Удачливый крестьянин - Мариво 13 стр.


– Вполне с вами согласна, господин председатель, – сказала Абер-старшая. – и я говорю вовсе не о годах, а об ее избраннике; ведь он из низов! Подумайте, какой удар для нашей семьи! Конечно, перед господом все равны, но перед людьми – совсем другое дело, а богу угодно, чтобы мы соблюдали принятые всеми обычаи; господь не велит нам бесчестить себя, а люди скажут, что моя сестра вышла замуж за проходимца – именно так его все и назовут. Я прошу только об одном: помешайте этой несчастной опозорить всех своих родных; сделайте это для ее же блага; сжальтесь над ней! А я уже просила сестер из одного монастыря молиться за нее; господин Дусен тоже обещал помочь ей своими молитвами; и вы, сударыня, не откажите, – обернулась она к родственнице председателя, но на сей раз не нашла отклика. – И супруга господина председателя, – продолжала она, – и господин аббат, я не имею чести его знать, но и он не откажется вознести молитву за нее… (Это воззвание к господину аббату с просьбой помолиться прозвучало удивительно некстати: все чуть не прыснули со смеху; сам же аббат поблагодарил за приглашение с таким видом, что всем стало ясно: свои молитвы он ценит не так уж высоко). – А вы сделаете доброе дело, – продолжала она, кидаясь к председателю, – если своей властью посодействуете нам в богоугодном деле.

– Полно, мадемуазель, успокойтесь, – сказал председатель, – ваша сестра с ним не обвенчается: он не посмеет зайти так далеко; но если бы он и вздумал продолжать свое, мы ему не позволим; да он и сам откажется, сам избавит нас от лишних хлопот, а я возмещу ему утрату и позабочусь о его дальнейшей судьбе.

Я слушал все это и молчал: лучше было подождать и высказать им все сразу; но я не терял времени даром и беспрестанно посматривал на даму-святошу; она это заметила и даже незаметно отвечала мне тем же. С чего я вздумал на нее смотреть? – спросите вы.

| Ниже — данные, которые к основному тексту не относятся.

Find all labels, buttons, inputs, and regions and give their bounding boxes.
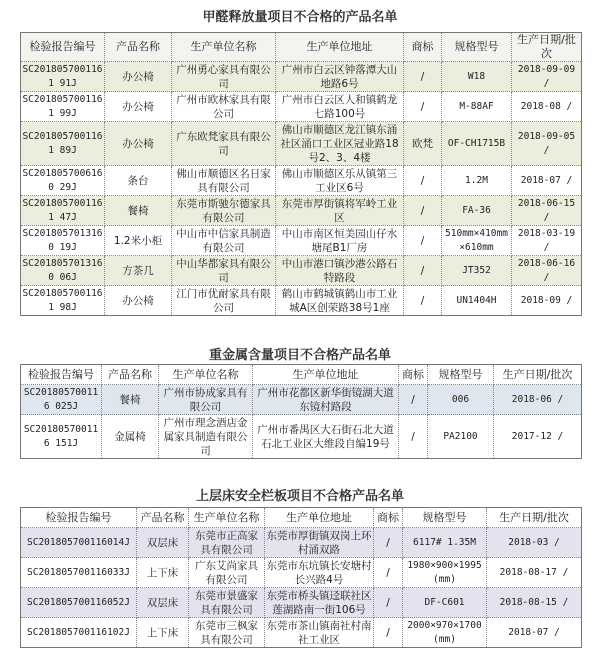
table-row xyxy=(21,62,582,92)
cell-address: 东莞市桥头镇迳联社区莲湖路南一街106号 xyxy=(266,589,372,616)
table-section-formaldehyde xyxy=(0,0,600,316)
column-header-production-date: 生产日期/批次 xyxy=(494,365,582,385)
cell-manufacturer: 广东艾尚家具有限公司 xyxy=(189,558,265,588)
table-row xyxy=(21,256,582,286)
cell-product-name: 办公椅 xyxy=(105,286,172,316)
cell-product-name: 办公椅 xyxy=(105,122,172,166)
cell-address: 中山市南区恒美园山仔水塘尾B1厂房 xyxy=(276,226,404,256)
cell-production-date: 2018-09-05 / xyxy=(512,122,582,166)
header-row xyxy=(21,33,582,62)
cell-manufacturer: 广东欧梵家具有限公司 xyxy=(172,122,276,166)
cell-address: 广州市白云区人和镇鹤龙七路100号 xyxy=(276,92,404,122)
cell-production-date: 2018-07 / xyxy=(487,618,582,648)
cell-model: M-88AF xyxy=(442,92,512,122)
cell-brand: / xyxy=(404,62,442,92)
column-header-manufacturer: 生产单位名称 xyxy=(172,33,276,62)
cell-product-name: 金属椅 xyxy=(102,415,159,459)
column-header-address: 生产单位地址 xyxy=(265,508,374,528)
table-row xyxy=(21,226,582,256)
cell-address: 东莞市东坑镇长安塘村长兴路4号 xyxy=(266,559,372,586)
cell-address: 东莞市茶山镇南社村南社工业区 xyxy=(266,619,372,646)
cell-model: FA-36 xyxy=(442,196,512,226)
cell-address: 东莞市厚街镇将军岭工业区 xyxy=(276,196,404,226)
heavy-metal-table xyxy=(20,364,582,459)
column-header-product-name: 产品名称 xyxy=(137,508,189,528)
table-row xyxy=(21,415,582,459)
cell-brand: / xyxy=(399,385,428,415)
cell-production-date: 2018-06-15 / xyxy=(512,196,582,226)
cell-brand: / xyxy=(404,226,442,256)
section-title: 甲醛释放量项目不合格的产品名单 xyxy=(202,10,398,25)
cell-brand: / xyxy=(374,618,403,648)
cell-address: 广州市白云区钟落潭大山地路6号 xyxy=(276,62,404,92)
column-header-brand: 商标 xyxy=(404,33,442,62)
cell-brand: / xyxy=(374,588,403,618)
header-row xyxy=(21,365,582,385)
column-header-address: 生产单位地址 xyxy=(276,33,404,62)
cell-production-date: 2018-08 / xyxy=(512,92,582,122)
column-header-brand: 商标 xyxy=(374,508,403,528)
cell-manufacturer: 广州市欧林家具有限公司 xyxy=(172,92,276,122)
cell-manufacturer: 东莞市景盛家具有限公司 xyxy=(189,588,265,618)
cell-manufacturer: 中山华都家具有限公司 xyxy=(172,256,276,286)
cell-report-no: SC201805700116 025J xyxy=(21,385,102,415)
cell-product-name: 办公椅 xyxy=(105,92,172,122)
cell-manufacturer: 广州市协成家具有限公司 xyxy=(159,385,253,415)
table-row xyxy=(21,196,582,226)
cell-product-name: 1.2米小柜 xyxy=(105,226,172,256)
cell-model: 2000×970×1700 (mm) xyxy=(403,618,487,648)
table-section-bunk-bed xyxy=(0,485,600,648)
cell-report-no: SC2018057001161 47J xyxy=(21,196,105,226)
table-row xyxy=(21,286,582,316)
cell-production-date: 2018-06-16 / xyxy=(512,256,582,286)
cell-report-no: SC2018057006160 29J xyxy=(21,166,105,196)
cell-production-date: 2018-07 / xyxy=(512,166,582,196)
cell-report-no: SC2018057001161 91J xyxy=(21,62,105,92)
cell-report-no: SC201805700116033J xyxy=(21,558,137,588)
cell-product-name: 办公椅 xyxy=(105,62,172,92)
cell-model: OF-CH1715B xyxy=(442,122,512,166)
cell-manufacturer: 佛山市顺德区名日家具有限公司 xyxy=(172,166,276,196)
cell-brand: / xyxy=(374,558,403,588)
cell-model: 1.2M xyxy=(442,166,512,196)
cell-brand: / xyxy=(404,92,442,122)
cell-product-name: 双层床 xyxy=(137,528,189,558)
table-row xyxy=(21,528,582,558)
cell-production-date: 2018-06 / xyxy=(494,385,582,415)
cell-report-no: SC201805700116052J xyxy=(21,588,137,618)
cell-model: 006 xyxy=(428,385,494,415)
cell-production-date: 2018-03-19 / xyxy=(512,226,582,256)
column-header-production-date: 生产日期/批次 xyxy=(512,33,582,62)
table-row xyxy=(21,588,582,618)
table-row xyxy=(21,385,582,415)
cell-manufacturer: 东莞市斯驰尔德家具有限公司 xyxy=(172,196,276,226)
cell-product-name: 方茶几 xyxy=(105,256,172,286)
cell-address: 鹤山市鹤城镇鹤山市工业城A区创荣路38号1座 xyxy=(276,286,404,316)
cell-product-name: 双层床 xyxy=(137,588,189,618)
column-header-manufacturer: 生产单位名称 xyxy=(159,365,253,385)
cell-address: 佛山市顺德区龙江镇东涌社区涌口工业区冠业路18号2、3、4楼 xyxy=(276,122,404,166)
cell-model: 6117# 1.35M xyxy=(403,528,487,558)
cell-model: UN1404H xyxy=(442,286,512,316)
header-row xyxy=(21,508,582,528)
cell-report-no: SC2018057013160 06J xyxy=(21,256,105,286)
cell-production-date: 2018-09 / xyxy=(512,286,582,316)
column-header-address: 生产单位地址 xyxy=(253,365,399,385)
cell-report-no: SC201805700116 151J xyxy=(21,415,102,459)
cell-address: 中山市港口镇沙港公路石特路段 xyxy=(276,256,404,286)
cell-product-name: 条台 xyxy=(105,166,172,196)
column-header-report-no: 检验报告编号 xyxy=(21,365,102,385)
column-header-brand: 商标 xyxy=(399,365,428,385)
cell-production-date: 2018-03 / xyxy=(487,528,582,558)
cell-brand: / xyxy=(404,196,442,226)
cell-manufacturer: 广州勇心家具有限公司 xyxy=(172,62,276,92)
table-row xyxy=(21,166,582,196)
column-header-product-name: 产品名称 xyxy=(105,33,172,62)
cell-model: DF-C601 xyxy=(403,588,487,618)
cell-report-no: SC2018057001161 89J xyxy=(21,122,105,166)
cell-brand: / xyxy=(404,286,442,316)
cell-brand: / xyxy=(404,166,442,196)
cell-brand: / xyxy=(374,528,403,558)
column-header-report-no: 检验报告编号 xyxy=(21,508,137,528)
column-header-model: 规格型号 xyxy=(442,33,512,62)
cell-report-no: SC2018057001161 98J xyxy=(21,286,105,316)
table-row xyxy=(21,558,582,588)
cell-address: 广州市番禺区大石街石北大道石北工业区大维段自编19号 xyxy=(253,415,399,459)
cell-brand: 欧梵 xyxy=(404,122,442,166)
column-header-report-no: 检验报告编号 xyxy=(21,33,105,62)
bunk-bed-table xyxy=(20,507,582,648)
cell-product-name: 上下床 xyxy=(137,558,189,588)
column-header-product-name: 产品名称 xyxy=(102,365,159,385)
formaldehyde-table xyxy=(20,32,582,316)
cell-manufacturer: 东莞市三枫家具有限公司 xyxy=(189,618,265,648)
cell-manufacturer: 东莞市正高家具有限公司 xyxy=(189,528,265,558)
cell-report-no: SC201805700116014J xyxy=(21,528,137,558)
cell-production-date: 2018-08-17 / xyxy=(487,558,582,588)
cell-manufacturer: 中山市中信家具制造有限公司 xyxy=(172,226,276,256)
cell-address: 佛山市顺德区乐从镇第三工业区6号 xyxy=(276,166,404,196)
cell-product-name: 餐椅 xyxy=(102,385,159,415)
cell-product-name: 上下床 xyxy=(137,618,189,648)
table-row xyxy=(21,618,582,648)
table-section-heavy-metal xyxy=(0,344,600,459)
section-title: 上层床安全栏板项目不合格产品名单 xyxy=(195,489,404,504)
cell-model: PA2100 xyxy=(428,415,494,459)
cell-brand: / xyxy=(399,415,428,459)
column-header-production-date: 生产日期/批次 xyxy=(487,508,582,528)
cell-model: JT352 xyxy=(442,256,512,286)
column-header-model: 规格型号 xyxy=(428,365,494,385)
cell-report-no: SC201805700116102J xyxy=(21,618,137,648)
table-row xyxy=(21,92,582,122)
column-header-manufacturer: 生产单位名称 xyxy=(189,508,265,528)
cell-manufacturer: 江门市优耐家具有限公司 xyxy=(172,286,276,316)
cell-report-no: SC2018057001161 99J xyxy=(21,92,105,122)
cell-model: 1980×900×1995 (mm) xyxy=(403,558,487,588)
section-title: 重金属含量项目不合格产品名单 xyxy=(208,348,391,363)
cell-product-name: 餐椅 xyxy=(105,196,172,226)
cell-manufacturer: 广州市理念酒店金属家具制造有限公司 xyxy=(159,415,253,459)
table-row xyxy=(21,122,582,166)
cell-address: 东莞市厚街镇双岗上环村涌双路 xyxy=(266,529,372,556)
cell-production-date: 2017-12 / xyxy=(494,415,582,459)
cell-model: 510mm×410mm ×610mm xyxy=(442,226,512,256)
cell-production-date: 2018-08-15 / xyxy=(487,588,582,618)
cell-brand: / xyxy=(404,256,442,286)
cell-report-no: SC2018057013160 19J xyxy=(21,226,105,256)
cell-model: W18 xyxy=(442,62,512,92)
column-header-model: 规格型号 xyxy=(403,508,487,528)
cell-address: 广州市花都区新华街镜湖大道东镜村路段 xyxy=(253,385,399,415)
cell-production-date: 2018-09-09 / xyxy=(512,62,582,92)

Да просто потому, что приметил, как она то и дело поглядывает на меня; я приписывал сию честь своей красивой наружности. Эти две мысли как-то переплелись в моем сознании. Мы часто действуем под влиянием безотчетных ощущений, которые появляются неведомо откуда, руководят нами, а мы о них и не задумываемся.

Я не забывал глядеть и на супругу председателя, но эти взгляды были полны кротости и мольбы. Одной мои глаза говорили: "На вас приятно смотреть", и она мне верила; другую они умоляли: "Защитите меня", и она мне обещала защиту. Я уверен, что обе поняли меня и ответили так, как я рассказываю.

Господина аббата я тоже не обошел своим вниманием: к нему я обратил несколько весьма учтивых взглядов, чтобы расположить его в мою пользу; так что я еще и говорить не начал, а две трети судей были уже за меня.

Сначала я попросил тишины, дав им понять всем своим видом: "Слушайте теперь меня".

– Господин председатель, – начал я, – я дал возможность этой барышне высказаться до конца, я позволил ей оскорблять меня, сколько ей было угодно; говори она еще целый час, она не могла бы очернить меня больше, чем успела за несколько минут. Теперь выскажусь я; каждому свой черед, так будет справедливо. Вы сказали, господин председатель, что мне не позволят жениться на мадемуазель Абер-младшей. На это я скажу одно: если мне не позволят жениться, то я буду вынужден отказаться от брака: уши выше лба не растут. Но если мне не помешают, я непременно на ней женюсь, можете в этом не сомневаться, и всякий поступил бы так на моем месте. Начнем с оскорблений, которые я здесь услышал. Не знаю, совместима ли брань с благочестием? Во всяком случае, я оставляю бранные слова на совести мадемуазель. Она говорит: "Господь слышит нас", – что же, тем хуже для нее: ему пришлось услышать не очень-то красивые слова! По ее мнению, я проходимец, негодяй, а ее сестра – старая дура, потерявшая голову. Кругом досталось ближним, пусть сами разбираются. Но поговорим обо мне. Вот перед вами, господин председатель, мадемуазель Абер; если бы вы сказали ей, как мне: ты то, да ты это, кто ты такая и прочее, она бы очень удивилась и сказала бы: "Милостивый государь, как вы со мной обращаетесь?" А вы бы подумали про себя: "Она права, надо было сказать ей: "Сударыня". Вы так с ней и разговариваете: сударыня то, сударыня это, вы всегда обращаетесь к ней вежливо: "Сударыня", а я слышу только "ты" и "тебя". Не подумайте, будто я жалуюсь, господин председатель; что делать, так уж повелось у вас, важных господ; "ты" – такова моя доля, таков удел всего бедного люда. Почему с нами так обращаются? А зачем мы бедны? Это не наша вина. Я говорю для примера. Сказать этой барышне: "Чего тебе надо?" было бы неучтиво; а ведь она дама ненамного важнее такого господина, как я!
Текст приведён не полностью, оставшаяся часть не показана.